David Zimmer vede per la prima volta un film di
Hector Mann quando ormai la sua vita stava precipitando verso il baratro
infinito della disperazione. Ritrova il sorriso e vuol conoscere fino in fondo
l'uomo che con la sua arte è riuscito a far ciò: Hector Mann, protagonista di
una breve e folgorante carriera nella Hollywood degli
anni Venti, scompare nel nulla e le sue comiche mute rimangono nella storia del
cinema.
David Zimmer ripercorrerà attraverso i film tutta la
vita Hector Mann, e questo lo aiuterà a sopravvivere a un destino beffardo che
gli ha strappato tutti i suoi affetti, fino a decidere di scriverne un saggio
su quest'uomo tanto geniale quanto enigmatico.
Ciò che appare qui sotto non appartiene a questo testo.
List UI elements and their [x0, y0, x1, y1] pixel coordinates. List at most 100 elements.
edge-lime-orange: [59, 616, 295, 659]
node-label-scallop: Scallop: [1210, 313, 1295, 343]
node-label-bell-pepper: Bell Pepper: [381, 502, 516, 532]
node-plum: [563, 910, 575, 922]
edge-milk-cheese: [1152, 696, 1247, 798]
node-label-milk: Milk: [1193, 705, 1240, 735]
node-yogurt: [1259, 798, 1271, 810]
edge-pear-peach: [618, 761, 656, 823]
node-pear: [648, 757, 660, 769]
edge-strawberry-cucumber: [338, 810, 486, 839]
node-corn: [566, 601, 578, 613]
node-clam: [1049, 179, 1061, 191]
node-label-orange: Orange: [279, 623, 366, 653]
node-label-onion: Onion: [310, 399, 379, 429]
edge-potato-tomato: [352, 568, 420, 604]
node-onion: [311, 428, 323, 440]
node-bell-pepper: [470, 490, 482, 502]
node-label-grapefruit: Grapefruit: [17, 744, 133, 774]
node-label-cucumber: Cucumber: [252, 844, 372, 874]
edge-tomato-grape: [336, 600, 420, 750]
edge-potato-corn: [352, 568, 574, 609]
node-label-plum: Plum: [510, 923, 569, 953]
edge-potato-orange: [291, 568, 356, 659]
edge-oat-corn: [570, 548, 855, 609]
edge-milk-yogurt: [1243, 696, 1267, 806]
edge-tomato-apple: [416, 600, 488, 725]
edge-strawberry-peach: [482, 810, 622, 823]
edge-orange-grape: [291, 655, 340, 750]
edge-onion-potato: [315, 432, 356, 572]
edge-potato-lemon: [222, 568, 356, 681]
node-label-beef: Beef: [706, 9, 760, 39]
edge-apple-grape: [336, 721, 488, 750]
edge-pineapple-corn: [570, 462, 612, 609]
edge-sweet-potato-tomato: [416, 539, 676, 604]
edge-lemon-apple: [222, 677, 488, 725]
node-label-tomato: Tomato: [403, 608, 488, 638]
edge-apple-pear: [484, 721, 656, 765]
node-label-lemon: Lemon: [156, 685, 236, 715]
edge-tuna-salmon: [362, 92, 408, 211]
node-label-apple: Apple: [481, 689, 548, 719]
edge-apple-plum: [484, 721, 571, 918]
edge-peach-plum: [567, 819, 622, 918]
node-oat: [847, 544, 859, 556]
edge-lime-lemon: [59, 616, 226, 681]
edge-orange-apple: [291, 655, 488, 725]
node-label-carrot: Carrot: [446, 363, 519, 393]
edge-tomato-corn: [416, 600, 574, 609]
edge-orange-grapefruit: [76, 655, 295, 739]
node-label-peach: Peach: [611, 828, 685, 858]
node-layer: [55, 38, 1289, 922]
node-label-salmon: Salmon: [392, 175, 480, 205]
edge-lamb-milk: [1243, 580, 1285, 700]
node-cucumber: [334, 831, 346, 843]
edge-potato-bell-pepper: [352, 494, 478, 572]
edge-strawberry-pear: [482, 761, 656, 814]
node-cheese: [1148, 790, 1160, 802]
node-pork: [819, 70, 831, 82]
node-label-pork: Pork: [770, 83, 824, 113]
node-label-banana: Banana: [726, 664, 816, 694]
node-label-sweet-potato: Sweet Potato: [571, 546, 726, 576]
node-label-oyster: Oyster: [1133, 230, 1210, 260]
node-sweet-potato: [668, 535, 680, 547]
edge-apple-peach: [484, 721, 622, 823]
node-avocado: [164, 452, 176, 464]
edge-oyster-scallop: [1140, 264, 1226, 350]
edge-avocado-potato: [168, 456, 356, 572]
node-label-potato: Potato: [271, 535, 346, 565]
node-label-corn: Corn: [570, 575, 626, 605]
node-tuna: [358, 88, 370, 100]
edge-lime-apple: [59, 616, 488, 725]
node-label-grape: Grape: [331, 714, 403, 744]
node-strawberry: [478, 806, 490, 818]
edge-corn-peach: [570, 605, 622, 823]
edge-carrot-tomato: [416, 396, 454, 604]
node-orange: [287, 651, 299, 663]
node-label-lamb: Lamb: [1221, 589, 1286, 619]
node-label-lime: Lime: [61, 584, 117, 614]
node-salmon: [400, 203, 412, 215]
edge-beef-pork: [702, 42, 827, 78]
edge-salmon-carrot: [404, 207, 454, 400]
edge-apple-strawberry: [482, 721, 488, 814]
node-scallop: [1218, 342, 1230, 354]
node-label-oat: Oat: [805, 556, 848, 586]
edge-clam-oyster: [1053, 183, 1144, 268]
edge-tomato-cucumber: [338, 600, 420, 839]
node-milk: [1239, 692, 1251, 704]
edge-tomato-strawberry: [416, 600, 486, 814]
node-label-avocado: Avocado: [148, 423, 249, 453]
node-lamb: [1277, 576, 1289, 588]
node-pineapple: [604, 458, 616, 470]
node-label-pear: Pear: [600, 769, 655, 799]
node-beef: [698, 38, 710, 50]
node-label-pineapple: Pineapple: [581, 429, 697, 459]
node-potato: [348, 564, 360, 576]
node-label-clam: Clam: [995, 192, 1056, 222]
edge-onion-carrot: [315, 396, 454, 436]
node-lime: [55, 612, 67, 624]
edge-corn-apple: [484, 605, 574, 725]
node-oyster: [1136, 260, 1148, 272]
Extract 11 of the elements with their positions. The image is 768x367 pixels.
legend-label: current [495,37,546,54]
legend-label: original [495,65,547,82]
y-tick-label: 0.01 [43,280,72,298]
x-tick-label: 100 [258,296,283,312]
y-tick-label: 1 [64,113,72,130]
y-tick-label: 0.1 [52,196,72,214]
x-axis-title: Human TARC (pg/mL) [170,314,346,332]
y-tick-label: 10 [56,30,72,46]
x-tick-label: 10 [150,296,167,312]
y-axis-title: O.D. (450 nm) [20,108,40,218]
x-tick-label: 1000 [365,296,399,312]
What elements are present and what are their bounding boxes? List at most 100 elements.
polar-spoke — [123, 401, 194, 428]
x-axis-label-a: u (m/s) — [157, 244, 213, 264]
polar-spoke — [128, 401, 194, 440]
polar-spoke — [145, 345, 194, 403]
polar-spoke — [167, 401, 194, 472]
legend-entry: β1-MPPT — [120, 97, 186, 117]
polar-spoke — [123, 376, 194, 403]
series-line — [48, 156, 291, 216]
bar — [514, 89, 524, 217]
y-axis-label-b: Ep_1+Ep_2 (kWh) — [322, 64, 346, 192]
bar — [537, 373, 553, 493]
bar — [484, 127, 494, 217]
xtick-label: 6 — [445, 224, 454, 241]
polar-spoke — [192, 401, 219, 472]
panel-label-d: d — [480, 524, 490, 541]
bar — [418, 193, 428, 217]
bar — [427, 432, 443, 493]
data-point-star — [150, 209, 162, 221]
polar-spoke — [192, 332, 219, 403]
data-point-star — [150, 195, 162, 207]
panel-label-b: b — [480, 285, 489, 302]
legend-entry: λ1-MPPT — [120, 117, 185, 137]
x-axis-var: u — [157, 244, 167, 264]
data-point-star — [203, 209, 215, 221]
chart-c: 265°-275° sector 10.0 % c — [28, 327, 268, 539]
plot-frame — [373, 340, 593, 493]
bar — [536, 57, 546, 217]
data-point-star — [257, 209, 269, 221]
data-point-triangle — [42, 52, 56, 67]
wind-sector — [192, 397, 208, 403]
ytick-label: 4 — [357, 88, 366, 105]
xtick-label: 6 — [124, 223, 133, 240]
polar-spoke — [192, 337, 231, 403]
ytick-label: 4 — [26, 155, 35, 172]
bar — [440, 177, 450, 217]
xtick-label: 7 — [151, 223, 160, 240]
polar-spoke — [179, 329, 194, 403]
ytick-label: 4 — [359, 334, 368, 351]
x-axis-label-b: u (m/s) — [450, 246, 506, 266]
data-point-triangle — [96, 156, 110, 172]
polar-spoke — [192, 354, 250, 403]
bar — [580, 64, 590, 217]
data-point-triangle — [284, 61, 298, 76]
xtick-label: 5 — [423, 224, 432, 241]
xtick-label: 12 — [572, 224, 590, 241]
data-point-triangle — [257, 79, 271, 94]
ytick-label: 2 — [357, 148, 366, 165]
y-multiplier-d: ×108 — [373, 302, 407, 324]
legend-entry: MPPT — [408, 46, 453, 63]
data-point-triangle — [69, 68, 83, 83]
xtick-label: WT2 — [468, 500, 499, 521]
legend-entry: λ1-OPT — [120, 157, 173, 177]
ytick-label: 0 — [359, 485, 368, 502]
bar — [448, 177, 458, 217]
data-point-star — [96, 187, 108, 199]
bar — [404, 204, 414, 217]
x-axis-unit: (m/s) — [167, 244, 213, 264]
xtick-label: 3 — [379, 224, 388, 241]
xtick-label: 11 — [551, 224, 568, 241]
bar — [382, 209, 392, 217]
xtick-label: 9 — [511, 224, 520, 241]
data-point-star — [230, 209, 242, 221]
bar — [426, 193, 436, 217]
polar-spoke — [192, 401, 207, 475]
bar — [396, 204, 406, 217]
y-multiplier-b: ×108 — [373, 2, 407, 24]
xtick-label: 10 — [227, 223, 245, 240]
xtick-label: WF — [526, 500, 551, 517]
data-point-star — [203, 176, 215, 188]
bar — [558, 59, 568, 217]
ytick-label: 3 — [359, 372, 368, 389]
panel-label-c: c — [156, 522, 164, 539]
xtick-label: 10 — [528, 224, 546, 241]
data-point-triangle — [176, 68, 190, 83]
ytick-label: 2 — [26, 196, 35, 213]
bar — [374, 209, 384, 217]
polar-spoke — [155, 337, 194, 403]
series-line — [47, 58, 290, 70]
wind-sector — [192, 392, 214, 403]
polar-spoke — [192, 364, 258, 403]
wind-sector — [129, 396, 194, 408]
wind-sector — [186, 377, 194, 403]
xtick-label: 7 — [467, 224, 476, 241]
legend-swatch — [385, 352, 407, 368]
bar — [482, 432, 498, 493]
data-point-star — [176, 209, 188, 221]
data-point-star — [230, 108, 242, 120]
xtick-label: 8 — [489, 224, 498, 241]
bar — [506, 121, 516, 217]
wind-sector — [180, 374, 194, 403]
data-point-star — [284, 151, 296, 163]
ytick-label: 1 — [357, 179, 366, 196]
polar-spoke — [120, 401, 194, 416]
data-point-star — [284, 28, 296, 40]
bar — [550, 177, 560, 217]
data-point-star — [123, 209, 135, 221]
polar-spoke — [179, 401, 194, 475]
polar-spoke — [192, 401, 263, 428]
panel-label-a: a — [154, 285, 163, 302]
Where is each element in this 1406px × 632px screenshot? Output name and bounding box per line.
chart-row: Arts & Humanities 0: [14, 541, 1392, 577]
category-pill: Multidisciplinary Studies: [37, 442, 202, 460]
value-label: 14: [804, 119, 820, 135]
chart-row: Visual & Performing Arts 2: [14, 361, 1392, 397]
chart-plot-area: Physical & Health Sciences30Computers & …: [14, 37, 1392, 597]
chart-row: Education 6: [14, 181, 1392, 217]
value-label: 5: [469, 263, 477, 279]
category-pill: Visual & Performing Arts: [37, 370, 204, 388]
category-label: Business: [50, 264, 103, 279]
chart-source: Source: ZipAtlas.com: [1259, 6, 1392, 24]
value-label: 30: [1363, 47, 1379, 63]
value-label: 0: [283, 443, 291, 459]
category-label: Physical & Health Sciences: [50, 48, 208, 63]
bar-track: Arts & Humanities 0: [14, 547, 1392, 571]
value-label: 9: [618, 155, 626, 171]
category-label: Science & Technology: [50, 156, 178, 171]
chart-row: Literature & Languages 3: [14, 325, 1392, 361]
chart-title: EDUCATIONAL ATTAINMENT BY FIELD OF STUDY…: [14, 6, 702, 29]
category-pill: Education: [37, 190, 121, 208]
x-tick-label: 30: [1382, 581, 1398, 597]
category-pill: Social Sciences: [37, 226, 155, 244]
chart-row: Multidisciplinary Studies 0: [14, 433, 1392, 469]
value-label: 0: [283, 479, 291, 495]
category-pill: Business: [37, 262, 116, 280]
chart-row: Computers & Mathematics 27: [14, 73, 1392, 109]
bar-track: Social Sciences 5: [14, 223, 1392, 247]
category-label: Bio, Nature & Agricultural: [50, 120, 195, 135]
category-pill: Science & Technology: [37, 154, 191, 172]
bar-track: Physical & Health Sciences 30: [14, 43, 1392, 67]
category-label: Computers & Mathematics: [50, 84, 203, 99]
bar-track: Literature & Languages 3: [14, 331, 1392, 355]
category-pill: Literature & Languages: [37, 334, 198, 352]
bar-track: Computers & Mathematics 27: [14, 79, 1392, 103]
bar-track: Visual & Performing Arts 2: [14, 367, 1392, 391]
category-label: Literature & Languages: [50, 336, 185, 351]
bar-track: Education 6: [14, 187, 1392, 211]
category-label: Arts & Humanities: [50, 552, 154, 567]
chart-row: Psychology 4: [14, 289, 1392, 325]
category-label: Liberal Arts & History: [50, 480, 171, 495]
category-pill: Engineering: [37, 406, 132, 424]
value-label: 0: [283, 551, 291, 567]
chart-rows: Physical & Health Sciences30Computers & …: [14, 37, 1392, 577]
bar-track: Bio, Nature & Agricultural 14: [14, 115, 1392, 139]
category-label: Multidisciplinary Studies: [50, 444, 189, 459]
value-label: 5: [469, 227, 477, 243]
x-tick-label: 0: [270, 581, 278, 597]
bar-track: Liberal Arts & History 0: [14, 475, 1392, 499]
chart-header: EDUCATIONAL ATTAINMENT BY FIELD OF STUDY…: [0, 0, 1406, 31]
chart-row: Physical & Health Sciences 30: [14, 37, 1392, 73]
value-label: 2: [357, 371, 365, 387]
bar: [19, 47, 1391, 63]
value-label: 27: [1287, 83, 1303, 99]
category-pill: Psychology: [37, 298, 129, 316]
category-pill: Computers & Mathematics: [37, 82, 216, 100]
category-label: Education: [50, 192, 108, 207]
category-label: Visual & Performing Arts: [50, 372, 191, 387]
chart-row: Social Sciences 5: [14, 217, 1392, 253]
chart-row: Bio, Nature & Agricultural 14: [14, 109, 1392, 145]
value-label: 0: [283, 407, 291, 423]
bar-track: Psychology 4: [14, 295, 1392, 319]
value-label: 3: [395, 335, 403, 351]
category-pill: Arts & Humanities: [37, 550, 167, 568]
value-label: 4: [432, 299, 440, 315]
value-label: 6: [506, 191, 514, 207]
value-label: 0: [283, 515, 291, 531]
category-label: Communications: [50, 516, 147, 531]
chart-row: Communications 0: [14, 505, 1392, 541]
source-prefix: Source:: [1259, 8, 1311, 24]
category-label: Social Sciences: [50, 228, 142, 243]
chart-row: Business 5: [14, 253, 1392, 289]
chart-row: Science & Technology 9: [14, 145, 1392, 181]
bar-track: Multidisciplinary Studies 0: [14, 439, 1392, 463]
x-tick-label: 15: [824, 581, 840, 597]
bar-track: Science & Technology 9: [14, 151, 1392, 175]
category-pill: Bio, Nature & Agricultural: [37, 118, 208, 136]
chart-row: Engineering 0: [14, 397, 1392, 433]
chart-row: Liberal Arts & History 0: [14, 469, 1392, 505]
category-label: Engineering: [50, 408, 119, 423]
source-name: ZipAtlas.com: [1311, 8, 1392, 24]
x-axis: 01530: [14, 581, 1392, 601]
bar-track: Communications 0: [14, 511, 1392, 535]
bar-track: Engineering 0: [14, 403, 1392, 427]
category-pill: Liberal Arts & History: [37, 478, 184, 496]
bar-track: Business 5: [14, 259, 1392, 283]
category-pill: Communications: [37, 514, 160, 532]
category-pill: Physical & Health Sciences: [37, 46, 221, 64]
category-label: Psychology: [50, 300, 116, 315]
Da qui l'inizio di una nuova “illusione”: quello dell'amore ritrovato, negli occhi di
una donna che arriva da lontano, strappandolo dalla solitudine per catapultarlo
nella nuova esistenza di Hector Menn, intrecci sentimentali, omicidi, fughe e
vagabondaggi, e infine un progetto grandioso e folle: una sfida al nulla messa
in scena nello scarno paesaggio del deserto americano, e destinata a
cancellarsi da sola.
In un gioco drammatico di echi e rispecchiamenti, Zimmer
svela la vita segreta di Mann e Mann, indirettamente, gli restituisce la voglia
di vivere e di amare. Qui Paul Auster tocca il cuore
dell'esperienza artistica, la sua fragilità e la sua forza: perché e per chi
esiste un'opera d'arte. Ovvero, come l'arte può dare, e togliere,
la vita.
Einstein ci dice: «L'essere umano è
parte di un intero chiamato Universo. Egli sperimenta i suoi pensieri e i suoi
sentimenti come qualcosa di separato dal resto, una specie di illusione ottica
della coscienza. Questa illusione è una prigione per noi, che ci restringe ai
nostri personali desideri e all'affezione verso le poche persone vicine a noi», è in un certo tal senso è rappresentato discretamente in
questo libro da Auster, seppur anche ci siano delle
stonature di base.
Nel tempo ho letto molte cose di Auster e purtroppo devo
ammettere che in questo libro ha perso molto della genialità che ha
caratterizzato i suoi scritti (Trilogia
di New York, La musica del caso, Leviatano),
“Il libro delle illusioni” è
una storia che zoppica per la non veridicità della trama. Ho avuto la
sensazione che molti passi fossero forzati nel voler a tutti i costi stupire il
lettore, senza averne, però, i mezzi. Con ciò non dico che sia un libro da
buttare, tutt'altro, dico solo che né “Il
libro delle illusioni” viene a mancare la capacità di Auster di incidere fortemente sulla
storia della letteratura, capacità di un ammiccamento che intriga e meraviglia
il lettore, capacità che ci aveva regalato nelle sue precedenti opere.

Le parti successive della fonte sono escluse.